Kepala DKPUS Rakhmadi dalam kesempatan itu, mengatakan di era informasi saat ini, kegiatan membaca merupakan kebutuhan vital yang tidak bisa dipisahkan dari tuntutan dan kebutuhan kehidupan manusia.

Kemajuan teknologi informasi yang melanda dunia saat ini, menempatkan membaca sebagai kemampuan dasar yang sangat penting bagi kemajuan masyarakat, bangsa maupun individu. “Membaca membuat kita belajar berbagai pengalaman hidup, pandangan serta gagasan. Membaca dapat memperluas wawasan dan meningkatkan literasi,” ujarnya.

“Kegemaran membaca belum sepenuhnya membudaya pada sebagian besar masyarakat kita. Aktivitas membaca seringkali dilupakan, bahkan dilewatkan oleh banyak orang dengan berbagai alasan. Sebagian orang lebih memilih dan tertarik pada hal lain yang menurutnya lebih menyenangkan dan menghibur, seperti bermain gadget, melihat sosial media, bermain game, menonton televisi dan lain-lain,” ungkap Rakhmadi.

Berkaca pada hal tersebut, kata Rakhmadi, maka dilaksanakan kegiatan literasi ini, sebagai upaya menumbuhkan kecakapan dalam menghasilkan tulisan-tulisan yang menarik dan kreatif.

Menulis kreatif, dijelaskannya, menempatkan kreativitas sebagai tujuan dengan menggunakan imajinasi dan inovasi atas cerita melalui visual tulisan yang kuat, disertai emosi agar dirasakan dalam benak pembaca, sehingga mampu memberikan tantangan intelektual kepada pembacanya.

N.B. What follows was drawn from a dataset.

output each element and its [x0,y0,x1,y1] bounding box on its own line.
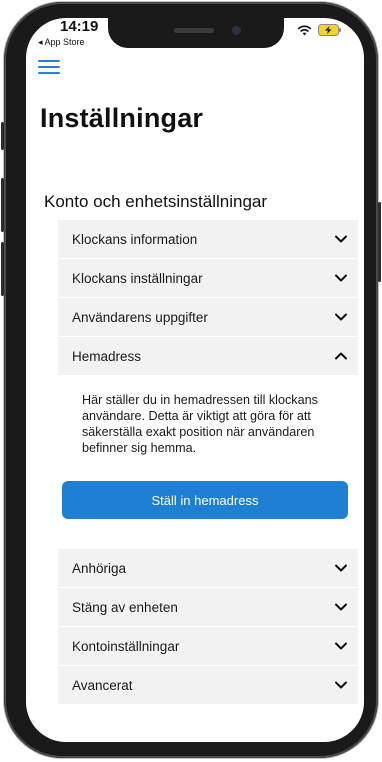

“Menulis adalah bagian dari kemampuan literasi. Maka, melalui tema tersebut saya memotivasi seluruh peserta untuk dapat meningkatkan kemampuan literasinya. Saya mengharapkan seluruh peserta dapat menerapkan ilmu yang didapat ini kepada rekan-rekan lainnya,” harap Rakhmadi.

Para peserta yang terdiri atas pengelola perpustakaan Kelurahan/Desa/Perguruan Tinggi, Komunitas Pegiat Literasi, Mahasiswa, peserta didik dari jenjang SMA/SMK dan Duta Bahasa Bangka Belitung tersebut, terlihat antusias mengikuti sosialisasi selama satu hari, dan berlangsung dengan interaktif.